If not, it should modernize the J.H. Campbell complex in the meantime, she said, as one of three of its coal-fired boilers does not have modern controls for containing NOx emissions.
“There’s this big source of pollution right in the neighborhood. You would hope that would be addressed before 2040,” Saxonhouse said. “It’s a public health issue. It’s not just ugly to look at; it contributes to asthma, heart attacks, missed school days and missed work days — you want to address it if it’s in your backyard.”
Carey said Consumers chose the year 2040 as the target year for the clean energy and emissions reduction goal “because it is the last retirement date on the books with the Michigan Public Service Commission of all our coal plants,” and the closure timeline “is based on the useful life of the plant.”

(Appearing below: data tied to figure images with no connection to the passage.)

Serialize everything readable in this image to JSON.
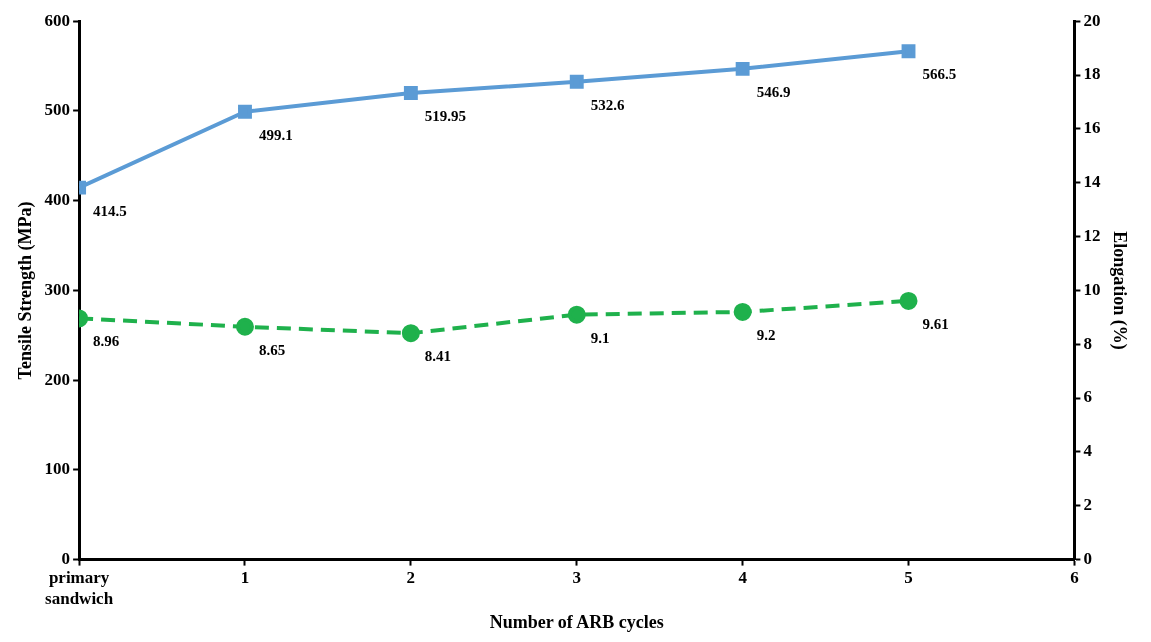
{
  "chart_data": {
    "type": "line",
    "xlabel": "Number of ARB cycles",
    "ylabel": "Tensile Strength (MPa)",
    "y2label": "Elongation (%)",
    "x": [
      0,
      1,
      2,
      3,
      4,
      5
    ],
    "xlim": [
      0,
      6
    ],
    "xticks": [
      {
        "value": 0,
        "label": "primary sandwich"
      },
      1,
      2,
      3,
      4,
      5,
      6
    ],
    "ylim": [
      0,
      600
    ],
    "yticks": [
      0,
      100,
      200,
      300,
      400,
      500,
      600
    ],
    "y2lim": [
      0,
      20
    ],
    "y2ticks": [
      0,
      2,
      4,
      6,
      8,
      10,
      12,
      14,
      16,
      18,
      20
    ],
    "series": [
      {
        "color": "#5b9bd5",
        "values": [
          414.5,
          499.1,
          519.95,
          532.6,
          546.9,
          566.5
        ],
        "marker": "square",
        "line_style": "solid"
      },
      {
        "color": "#1fb14c",
        "values": [
          8.96,
          8.65,
          8.41,
          9.1,
          9.2,
          9.61
        ],
        "axis": "y2",
        "marker": "circle",
        "line_style": "dashed"
      }
    ],
    "data_labels": true,
    "grid": false,
    "legend": false
  }
}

She said the utility “would likely not” accelerate the timeline because surrounding counties are the ones marked as nonattaining, and as stated before, Ottawa County’s ozone precursor levels aren’t primarily from the power plant.
“The EPA is on record stating that modeling and an analysis of the 2009 Lake Michigan Ozone Study indicate that the violating monitors in Western Michigan (the surrounding counties) are primarily impacted by emissions from Chicago,” Carey said.
Jordan Chrispell, clean energy organizer with Sierra Club’s Beyond Coal Campaign in West Michigan, said Consumers’ emissions reduction process has not been as thorough as it claims.
“Consumers Energy keeps saying, ‘We invested $1 billion in cleaning up our air pollution,’ but that was for sulfur oxides, and that’s not what this is,” she said. “Coal isn’t clean, so no matter what, they’re contributing to pollution that affects our health and environment.”
Carey said the Sierra Club is “incorrect” about the nature of Consumers’ investments into emissions controls.
“The $1-billion-dollar investment included controls for NOx that were installed on two of the three units within the last 10 years, significantly reducing our NOx emissions at that site,” she said. “Our VOC emissions at the site are so small that they do not require controls.”
She said all of that information was included with Consumers’ 2018 Integrated Resource Plan filing to the Michigan Public Service Commission, which is available on Consumers’ website.
According to the EPA, Consumers reduced its NOx emissions from 5,049 tons in 2014 to 3,020 in 2017.
Saxonhouse has filed a petition for review to the U.S. Court of Appeals for the D.C. Circuit. The next filing in the briefing process is due Sept. 7.
She expects the appellate court could take nine months to a year to reach a decision.